Valuation snapshot vs. peers
All‑Share ALLOS (ALOS3) is now trading at a trailing P/E of roughly 12‑13 × and an EV/EBITDA of 8‑9 × (based on the latest 12‑month results). By contrast, the closest Latin‑American consumer‑services peers—e.g., Cencosud (CENCOSUD), Lojas Renner (LREN) and Grupo Bimbo (BIMBO)—are quoted at P/E 15‑18 × and EV/EBITDA 10‑12 ×. The spread reflects a clear valuation discount of 20‑30 % on both multiples, even after ALLOS’ Q2 2025 earnings beat (SSS +7.1 %, SSR +7.7 %, FFOPS +9 %). The lower multiples are justified by the company’s higher growth trajectory and expanding margin profile (FFOPS growth outpacing revenue), but they also signal that the market is still pricing in execution risk.

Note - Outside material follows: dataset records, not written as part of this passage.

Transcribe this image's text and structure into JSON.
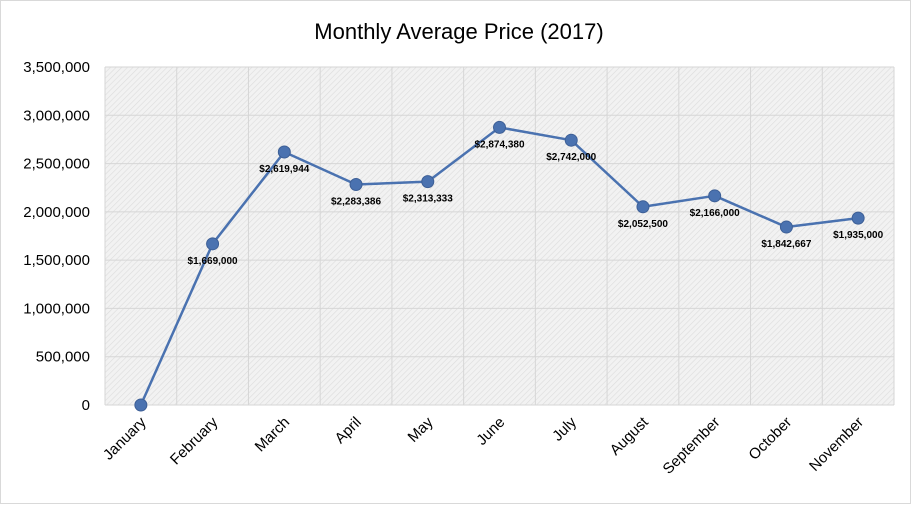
{
  "chart_data": {
    "type": "line",
    "title": "Monthly Average Price (2017)",
    "categories": [
      "January",
      "February",
      "March",
      "April",
      "May",
      "June",
      "July",
      "August",
      "September",
      "October",
      "November"
    ],
    "series": [
      {
        "values": [
          0,
          1669000,
          2619944,
          2283386,
          2313333,
          2874380,
          2742000,
          2052500,
          2166000,
          1842667,
          1935000
        ],
        "data_labels": [
          null,
          "$1,669,000",
          "$2,619,944",
          "$2,283,386",
          "$2,313,333",
          "$2,874,380",
          "$2,742,000",
          "$2,052,500",
          "$2,166,000",
          "$1,842,667",
          "$1,935,000"
        ]
      }
    ],
    "ylim": [
      0,
      3500000
    ],
    "y_ticks": [
      "0",
      "500,000",
      "1,000,000",
      "1,500,000",
      "2,000,000",
      "2,500,000",
      "3,000,000",
      "3,500,000"
    ],
    "y_tick_values": [
      0,
      500000,
      1000000,
      1500000,
      2000000,
      2500000,
      3000000,
      3500000
    ],
    "grid": true,
    "legend": "none",
    "colors": {
      "line": "#4a72b0",
      "marker": "#4a72b0",
      "plot_background": "#ececec",
      "grid": "#d6d6d6"
    }
  }
}
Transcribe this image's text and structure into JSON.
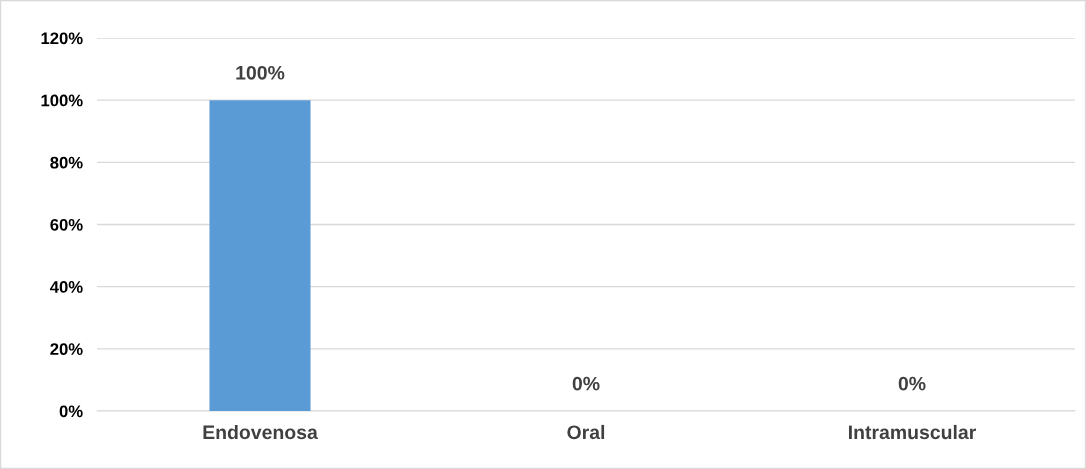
{
  "chart_data": {
    "type": "bar",
    "categories": [
      "Endovenosa",
      "Oral",
      "Intramuscular"
    ],
    "values": [
      100,
      0,
      0
    ],
    "color": "#5b9bd5",
    "value_labels": [
      "100%",
      "0%",
      "0%"
    ],
    "ylim": [
      0,
      120
    ],
    "yticks": [
      {
        "value": 0,
        "label": "0%"
      },
      {
        "value": 20,
        "label": "20%"
      },
      {
        "value": 40,
        "label": "40%"
      },
      {
        "value": 60,
        "label": "60%"
      },
      {
        "value": 80,
        "label": "80%"
      },
      {
        "value": 100,
        "label": "100%"
      },
      {
        "value": 120,
        "label": "120%"
      }
    ],
    "grid": "y",
    "legend": false
  }
}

Market & technical backdrop
The earnings beat has already nudged the stock above its 200‑day moving average, with the price holding near the $4.80‑$5.00 range on relatively light volume—suggesting a short‑cover rally rather than a fully‑fledged breakout. Relative Strength Index (RSI) is still in the 45‑50 band, leaving room for upside without immediate overbought pressure. The broader LATAM consumer‑services index remains flat, so ALLOS’ relative strength is a key driver.
Actionable insight
Given the valuation discount, solid top‑line momentum, and a technically clean price above the 200‑DMA, the stock is positioned for a 2‑3 % upside on a modest pull‑back to the $4.70‑$4.80 zone (≈10 % of the recent high). A long‑position with a stop just below the 200‑DMA (≈$4.45) captures upside while limiting downside if the earnings momentum stalls. If the price breaches $5.10 with sustained volume, it could open a higher‑target scenario toward $5.30‑$5.50, reflecting a re‑rating toward peer multiples.